Scott rerouted his convoy to the site and greeted the man. His wife was weeping and shaking her head. The man was distraught. He said that he had been hit by American fire and that his truck, which he needed to support his seven daughters and three sons, was ruined.

Scott and the other Marines struggled to explain through an interpreter that the shrapnel must have come from an insurgent’s mortar round. The effort failed.

“He’s got it stuck in his head that if he gets shot, it has to be an American,” one Marine said.

Scott offered to replace the truck with one that had been confiscated from insurgents. The man refused. To take a truck from the Marines would mark him as a friend of the Americans, and he and his family could be killed, he said.

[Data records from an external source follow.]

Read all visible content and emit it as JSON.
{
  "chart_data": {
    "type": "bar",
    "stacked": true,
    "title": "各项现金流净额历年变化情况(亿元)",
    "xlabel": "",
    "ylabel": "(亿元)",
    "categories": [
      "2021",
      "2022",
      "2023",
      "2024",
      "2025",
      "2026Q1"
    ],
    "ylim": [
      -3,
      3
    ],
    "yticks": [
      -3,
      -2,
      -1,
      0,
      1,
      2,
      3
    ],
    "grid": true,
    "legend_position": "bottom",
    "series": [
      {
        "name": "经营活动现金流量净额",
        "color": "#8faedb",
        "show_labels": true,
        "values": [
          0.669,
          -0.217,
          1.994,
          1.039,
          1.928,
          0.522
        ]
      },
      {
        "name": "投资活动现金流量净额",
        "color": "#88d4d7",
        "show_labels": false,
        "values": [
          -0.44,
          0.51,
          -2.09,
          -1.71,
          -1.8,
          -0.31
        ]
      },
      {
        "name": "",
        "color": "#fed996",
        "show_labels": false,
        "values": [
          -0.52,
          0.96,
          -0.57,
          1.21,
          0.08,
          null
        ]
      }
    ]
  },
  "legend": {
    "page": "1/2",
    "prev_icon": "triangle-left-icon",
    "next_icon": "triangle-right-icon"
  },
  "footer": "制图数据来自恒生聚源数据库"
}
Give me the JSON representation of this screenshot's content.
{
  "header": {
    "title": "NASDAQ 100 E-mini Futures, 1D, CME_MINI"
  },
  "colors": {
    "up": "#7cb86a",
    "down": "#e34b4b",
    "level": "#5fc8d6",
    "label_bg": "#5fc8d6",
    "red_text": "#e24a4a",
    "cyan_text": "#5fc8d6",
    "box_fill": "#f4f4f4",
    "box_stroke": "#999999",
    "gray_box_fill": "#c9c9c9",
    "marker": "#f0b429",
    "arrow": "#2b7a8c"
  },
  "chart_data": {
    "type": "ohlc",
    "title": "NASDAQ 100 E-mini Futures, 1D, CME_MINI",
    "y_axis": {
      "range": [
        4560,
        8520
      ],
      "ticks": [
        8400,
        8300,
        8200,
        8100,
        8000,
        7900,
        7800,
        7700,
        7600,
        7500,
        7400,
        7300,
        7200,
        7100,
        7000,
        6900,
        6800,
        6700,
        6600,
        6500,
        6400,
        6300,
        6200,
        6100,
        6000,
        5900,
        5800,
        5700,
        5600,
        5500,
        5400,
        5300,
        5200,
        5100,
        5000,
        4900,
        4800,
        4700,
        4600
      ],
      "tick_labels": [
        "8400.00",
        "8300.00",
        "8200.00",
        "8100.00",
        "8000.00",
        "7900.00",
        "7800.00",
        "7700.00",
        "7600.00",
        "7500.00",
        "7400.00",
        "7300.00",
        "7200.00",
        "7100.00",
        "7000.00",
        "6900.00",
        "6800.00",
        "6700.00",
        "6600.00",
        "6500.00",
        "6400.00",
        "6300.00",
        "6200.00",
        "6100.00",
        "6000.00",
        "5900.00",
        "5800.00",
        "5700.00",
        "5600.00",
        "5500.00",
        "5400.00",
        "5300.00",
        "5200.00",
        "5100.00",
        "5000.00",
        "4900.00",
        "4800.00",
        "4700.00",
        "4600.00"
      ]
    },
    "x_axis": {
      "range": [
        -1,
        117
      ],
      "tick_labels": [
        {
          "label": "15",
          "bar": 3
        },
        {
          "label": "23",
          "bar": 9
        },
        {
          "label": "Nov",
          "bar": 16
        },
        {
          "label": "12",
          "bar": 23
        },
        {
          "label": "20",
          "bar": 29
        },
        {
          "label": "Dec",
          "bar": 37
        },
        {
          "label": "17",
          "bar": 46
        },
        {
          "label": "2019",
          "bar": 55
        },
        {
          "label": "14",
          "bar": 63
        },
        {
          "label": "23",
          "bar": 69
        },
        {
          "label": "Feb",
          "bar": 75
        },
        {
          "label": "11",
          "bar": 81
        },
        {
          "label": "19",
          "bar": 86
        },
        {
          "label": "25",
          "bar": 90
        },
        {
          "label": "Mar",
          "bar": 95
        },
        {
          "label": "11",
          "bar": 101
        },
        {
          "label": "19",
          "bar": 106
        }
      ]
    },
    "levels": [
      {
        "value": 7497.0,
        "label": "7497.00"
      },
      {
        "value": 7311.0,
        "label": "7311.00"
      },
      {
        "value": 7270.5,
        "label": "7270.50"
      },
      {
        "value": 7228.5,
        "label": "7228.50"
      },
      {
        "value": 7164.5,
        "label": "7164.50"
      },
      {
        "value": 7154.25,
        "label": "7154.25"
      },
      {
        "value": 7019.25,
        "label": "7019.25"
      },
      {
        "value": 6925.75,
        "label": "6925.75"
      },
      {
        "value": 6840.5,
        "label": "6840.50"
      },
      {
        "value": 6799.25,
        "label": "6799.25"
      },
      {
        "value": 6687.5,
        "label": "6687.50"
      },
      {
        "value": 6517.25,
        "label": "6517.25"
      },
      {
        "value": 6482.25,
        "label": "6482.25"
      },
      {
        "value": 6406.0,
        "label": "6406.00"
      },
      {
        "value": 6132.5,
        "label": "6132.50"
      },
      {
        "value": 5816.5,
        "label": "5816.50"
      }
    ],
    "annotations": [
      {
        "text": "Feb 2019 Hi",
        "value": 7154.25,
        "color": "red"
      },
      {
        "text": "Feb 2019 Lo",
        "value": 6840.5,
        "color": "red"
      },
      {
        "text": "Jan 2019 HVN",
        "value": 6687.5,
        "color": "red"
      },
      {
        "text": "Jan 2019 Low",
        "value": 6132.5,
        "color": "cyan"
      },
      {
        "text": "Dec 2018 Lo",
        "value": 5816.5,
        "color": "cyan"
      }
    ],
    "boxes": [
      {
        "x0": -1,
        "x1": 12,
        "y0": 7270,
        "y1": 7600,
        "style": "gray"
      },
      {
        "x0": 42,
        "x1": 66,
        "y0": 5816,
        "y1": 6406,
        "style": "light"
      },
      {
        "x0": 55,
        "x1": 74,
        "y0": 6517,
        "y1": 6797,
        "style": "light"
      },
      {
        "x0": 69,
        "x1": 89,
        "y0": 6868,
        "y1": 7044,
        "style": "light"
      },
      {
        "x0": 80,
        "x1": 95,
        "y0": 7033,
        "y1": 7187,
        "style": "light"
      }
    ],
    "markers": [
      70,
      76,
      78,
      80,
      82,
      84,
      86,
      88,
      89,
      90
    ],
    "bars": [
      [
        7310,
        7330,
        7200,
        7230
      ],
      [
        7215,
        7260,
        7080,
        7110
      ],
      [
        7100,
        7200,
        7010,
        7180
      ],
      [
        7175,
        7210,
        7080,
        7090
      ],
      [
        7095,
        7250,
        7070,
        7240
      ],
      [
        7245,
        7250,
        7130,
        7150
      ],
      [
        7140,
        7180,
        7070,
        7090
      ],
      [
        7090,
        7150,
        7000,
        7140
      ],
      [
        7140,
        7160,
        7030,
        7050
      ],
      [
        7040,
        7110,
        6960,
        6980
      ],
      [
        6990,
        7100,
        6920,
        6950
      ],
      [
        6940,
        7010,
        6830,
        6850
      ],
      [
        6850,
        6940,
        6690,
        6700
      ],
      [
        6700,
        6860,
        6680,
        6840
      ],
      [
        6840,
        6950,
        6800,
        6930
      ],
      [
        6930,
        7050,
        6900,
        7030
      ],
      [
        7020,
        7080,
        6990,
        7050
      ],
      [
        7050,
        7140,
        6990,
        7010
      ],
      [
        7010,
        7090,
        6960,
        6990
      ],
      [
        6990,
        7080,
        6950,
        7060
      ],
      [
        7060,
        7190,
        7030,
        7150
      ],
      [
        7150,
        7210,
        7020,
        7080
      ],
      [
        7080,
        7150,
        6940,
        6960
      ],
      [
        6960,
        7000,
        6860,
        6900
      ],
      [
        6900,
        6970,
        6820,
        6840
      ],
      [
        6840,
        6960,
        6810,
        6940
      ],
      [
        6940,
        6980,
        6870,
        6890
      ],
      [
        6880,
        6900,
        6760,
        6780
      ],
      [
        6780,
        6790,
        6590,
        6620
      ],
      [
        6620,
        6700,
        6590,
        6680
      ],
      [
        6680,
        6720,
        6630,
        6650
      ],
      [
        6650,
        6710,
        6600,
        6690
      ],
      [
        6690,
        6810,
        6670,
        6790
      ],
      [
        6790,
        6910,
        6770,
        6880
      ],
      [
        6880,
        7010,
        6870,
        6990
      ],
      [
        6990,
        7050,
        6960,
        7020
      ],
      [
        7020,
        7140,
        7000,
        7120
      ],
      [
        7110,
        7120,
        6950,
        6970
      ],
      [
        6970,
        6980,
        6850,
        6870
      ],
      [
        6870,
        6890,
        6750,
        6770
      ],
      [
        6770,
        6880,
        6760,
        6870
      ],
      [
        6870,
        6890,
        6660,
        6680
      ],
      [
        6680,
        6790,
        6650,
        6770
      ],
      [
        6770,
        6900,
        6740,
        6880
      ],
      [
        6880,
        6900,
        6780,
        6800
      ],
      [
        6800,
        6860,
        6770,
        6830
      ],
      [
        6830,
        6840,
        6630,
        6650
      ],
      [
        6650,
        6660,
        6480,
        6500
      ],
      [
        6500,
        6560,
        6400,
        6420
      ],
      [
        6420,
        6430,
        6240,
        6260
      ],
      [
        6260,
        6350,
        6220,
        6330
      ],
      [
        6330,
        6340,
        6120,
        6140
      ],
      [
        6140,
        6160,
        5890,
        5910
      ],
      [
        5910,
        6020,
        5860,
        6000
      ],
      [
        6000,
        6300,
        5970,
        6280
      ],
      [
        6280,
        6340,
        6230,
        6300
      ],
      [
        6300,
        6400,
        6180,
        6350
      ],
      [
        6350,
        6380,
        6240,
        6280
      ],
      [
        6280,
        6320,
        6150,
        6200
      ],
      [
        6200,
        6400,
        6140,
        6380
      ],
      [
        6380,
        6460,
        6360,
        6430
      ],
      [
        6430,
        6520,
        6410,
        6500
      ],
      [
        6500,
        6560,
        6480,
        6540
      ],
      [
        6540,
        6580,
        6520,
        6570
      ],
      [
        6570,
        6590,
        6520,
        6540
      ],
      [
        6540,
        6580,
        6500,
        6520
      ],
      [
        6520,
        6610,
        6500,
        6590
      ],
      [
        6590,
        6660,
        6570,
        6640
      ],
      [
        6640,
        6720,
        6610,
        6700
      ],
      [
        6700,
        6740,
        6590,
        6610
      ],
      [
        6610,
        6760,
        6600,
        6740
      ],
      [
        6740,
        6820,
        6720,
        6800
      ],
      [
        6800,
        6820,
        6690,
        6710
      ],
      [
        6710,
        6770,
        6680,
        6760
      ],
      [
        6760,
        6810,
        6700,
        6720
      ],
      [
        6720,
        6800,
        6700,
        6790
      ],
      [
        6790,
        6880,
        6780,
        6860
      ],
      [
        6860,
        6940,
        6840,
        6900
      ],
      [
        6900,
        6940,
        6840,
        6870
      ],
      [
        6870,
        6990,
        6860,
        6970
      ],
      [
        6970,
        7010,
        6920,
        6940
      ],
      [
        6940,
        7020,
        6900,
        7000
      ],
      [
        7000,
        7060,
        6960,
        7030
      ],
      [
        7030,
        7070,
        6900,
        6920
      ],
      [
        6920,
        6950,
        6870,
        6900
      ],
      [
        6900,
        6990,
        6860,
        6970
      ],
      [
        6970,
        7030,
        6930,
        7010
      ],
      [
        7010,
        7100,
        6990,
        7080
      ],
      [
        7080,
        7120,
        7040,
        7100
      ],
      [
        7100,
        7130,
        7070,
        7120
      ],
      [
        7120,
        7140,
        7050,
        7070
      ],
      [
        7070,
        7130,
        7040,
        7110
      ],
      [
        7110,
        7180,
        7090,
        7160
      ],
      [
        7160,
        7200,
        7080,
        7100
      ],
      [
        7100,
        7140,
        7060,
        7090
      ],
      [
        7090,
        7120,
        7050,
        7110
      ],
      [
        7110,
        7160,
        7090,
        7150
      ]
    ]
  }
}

The man, however, wanted his truck towed to his farm. But the Marines said they could not do so because it had been abandoned in an area thick with insurgents.

The man said he would instead accept money and quoted a price in dinars that translated into upwards of $5,000. Too much, Scott and the others said.

Scott, however, sought to bargain, telling the man that the Marines wanted to help him but had to be helped in return.

The man shook his head, his eyes misting. He showed them his mangled foot, an injury he had received long ago while serving in the Iraqi army.


“I don’t want to help either side, the U.S. or the others; both will shoot me,” the man said.

As his wife’s sobs grew louder, the debate continued in a circular fashion: money, truck, responsibility. Scott persisted in trying to enlist his support. Warplanes buzzed overhead.

“Tell him that unless he and his neighbors work with us, we cannot make progress for Iraq,” Scott said.

The response was immediate and needed no translation: No, no, no.


In the end, nothing was resolved. The man and his wife accepted a ride toward their village: close enough to walk home but far away enough that neighbors would not see them accepting even that amount of aid from the Americans.